Continuing his journey through the Library of Wales collection, Jon Gower finds much to admire in Gwyn Thomas’ All Things Betray Thee.
One might not automatically associate Gwyn Thomas with the historical novel but with this 1949 offering he both earns his spurs and demonstrates a deep respect for and understanding of the past. But the work is not without the usual Thomas verbal flourishes: in a big new grey-stone chapel ‘Mr. Bowen kept hell on a gilt leash’. Elsewhere a character avers that ‘mobility and cheap art are golden privileges in an age when man is sizing up the long dirty job of finishing his career as a starveling and a fool’. Yet the literary firework displays one usually attends in Gwyn Thomas’s novels are few and scanty: the prose of All Things Betray Thee is quieter, more sedate and unadorned, and more in keeping with weighty matters of personal and social conscience.
Cast in the febrile 1830s, a time of social ferment and friction, of both the Newport and the Merthyr uprisings, this is a work also filled with music, and specifically harp music. One of its central characters, Alan Hugh Leigh is a travelling harpist, a man whose sometimes melancholic instrument touches all of his listeners:
Around my harp, in all the villages of all the hills and valleys where I had stayed for a brief night or day, had crystallised whole layers of expressed longings and regret. Then, after each session of playing and singing, I had felt the layers peel away under the aseptic brush of wind and sun, for there was that within me which set a fence around my pity and bade all other men and women let me be and pass.
As the novel opens the peregrinating harpist is without a harp, as a drunk farmer had smithereened the instrument after an altercation, leaving it as nothing more than a pile of splinters. The harp-less Alan is looking for his friend, the singer and activist John Simon Adams, and in doing so wanders a world filled with unfairness, where hill farmers with their ‘will and muscles made the hard land made soft and made wheat grow where people said it would not’ see that land appropriated by aristocrats, backed up by the military, driving the people off the land like foxes. And as if the yeomanry’s bayonets weren’t threat enough, there’s always the spectre of transportation, punishing Australian exile doled out by harsh judges, or, should they see fit, death by hanging. To raise one’s voice in protest is a dangerous act.
The novel, set in the Merthyrish iron town of Moonlea lays bare the process by which individual ire melds into collective grievance, as men grow to understand that they can better fight for their beliefs by standing together, and marching in step.
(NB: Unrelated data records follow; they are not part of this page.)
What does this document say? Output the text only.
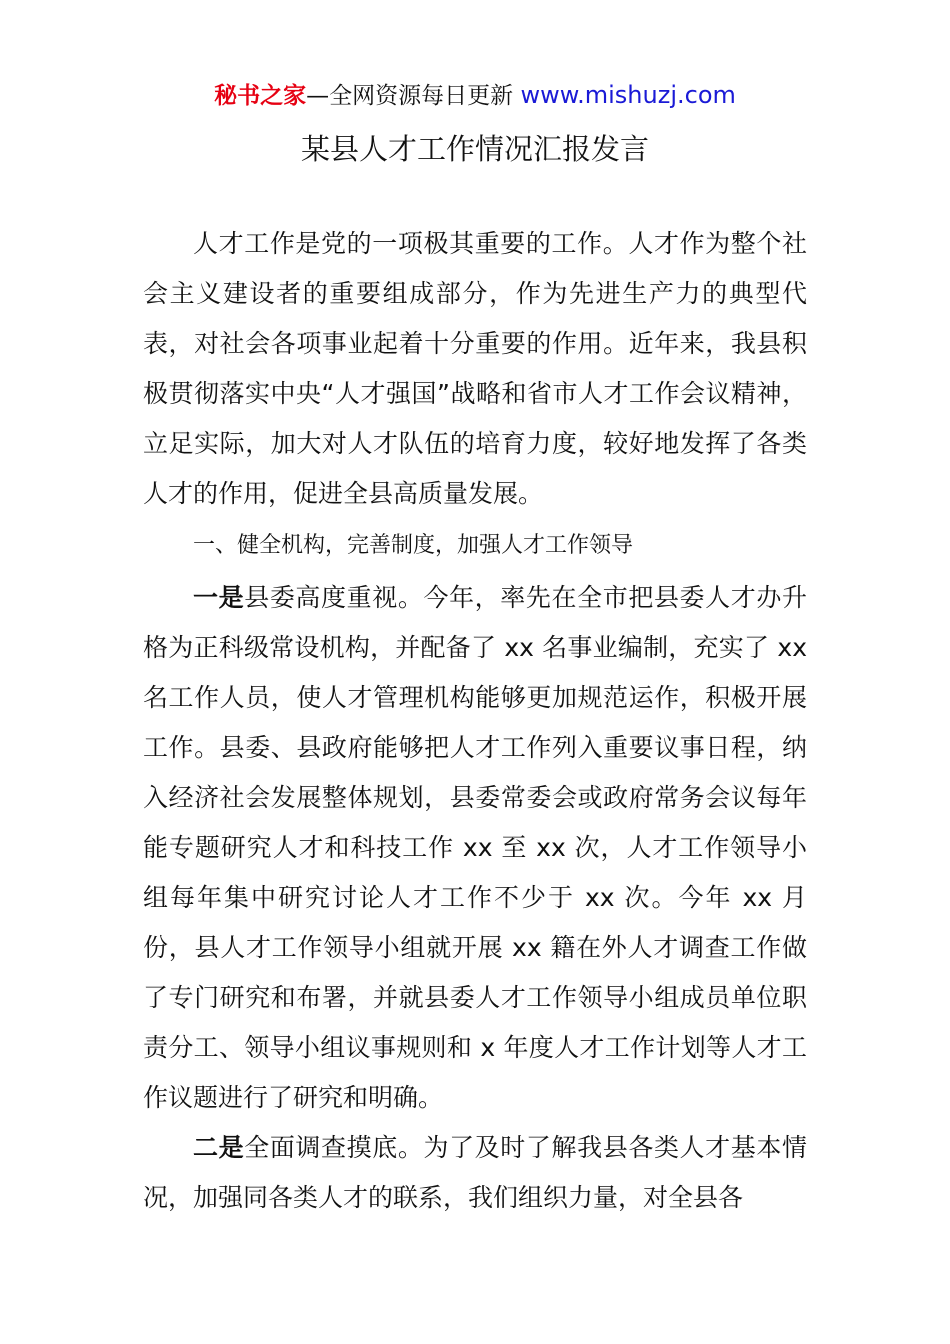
秘书之家—全网资源每日更新 www.mishuzj.com
某县人才工作情况汇报发言

人才工作是党的一项极其重要的工作。人才作为整个社会主义建设者的重要组成部分，作为先进生产力的典型代表，对社会各项事业起着十分重要的作用。近年来，我县积极贯彻落实中央“人才强国”战略和省市人才工作会议精神，立足实际，加大对人才队伍的培育力度，较好地发挥了各类人才的作用，促进全县高质量发展。

一、健全机构，完善制度，加强人才工作领导

一是县委高度重视。今年，率先在全市把县委人才办升格为正科级常设机构，并配备了 xx 名事业编制，充实了 xx 名工作人员，使人才管理机构能够更加规范运作，积极开展工作。县委、县政府能够把人才工作列入重要议事日程，纳入经济社会发展整体规划，县委常委会或政府常务会议每年能专题研究人才和科技工作 xx 至 xx 次，人才工作领导小组每年集中研究讨论人才工作不少于 xx 次。今年 xx 月份，县人才工作领导小组就开展 xx 籍在外人才调查工作做了专门研究和布署，并就县委人才工作领导小组成员单位职责分工、领导小组议事规则和 x 年度人才工作计划等人才工作议题进行了研究和明确。

二是全面调查摸底。为了及时了解我县各类人才基本情况，加强同各类人才的联系，我们组织力量，对全县各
They make for a stirring spectacle:
Then, below me, five great veins of redness pressed to the surface of the night. The legions were coming up from the south, men bearing torches in their ranks, making for the foot of the mountain on which I stood. I looked fascinated at the broad streams of brightness that came closer, clearer.
The protests in Moonlea are part of something bigger, a movement forming and fomenting in big cities such as London, Manchester and Birmingham.
As the Moonlea men gather and group together, the ironmasters bring in more soldiers, fully intent on breaking the troublesome, collective spirit and to keep the Moonlea furnaces burning bright and profits high. In this instance, in this struggle, in this novel, the men will be, and are defeated, but their spirit remains unvanquished, seeding a certain hope for the future.
At novel’s end, as Alan the harpist climbs up the hill known as Arthur’s Crown, surveying as he does so the house of the ironmaster, Penbury, beneath him, he walks away from the town, ‘away from Moonlea, yet eternally towards Moonlea, full of a strong, ripening, unanswerable bitterness, feeling in my fingers the promise of a new enormous music’.
That Janus moment, simultaneously turning away from the iron town, and at the same time towards Moonlea might be the same poised moment where the future learns from the past, where union members study the lessons of social struggle, in that school of very hard knocks. But where they also hear the self-same strains of a new, enormous music, destined to be impossible to contain.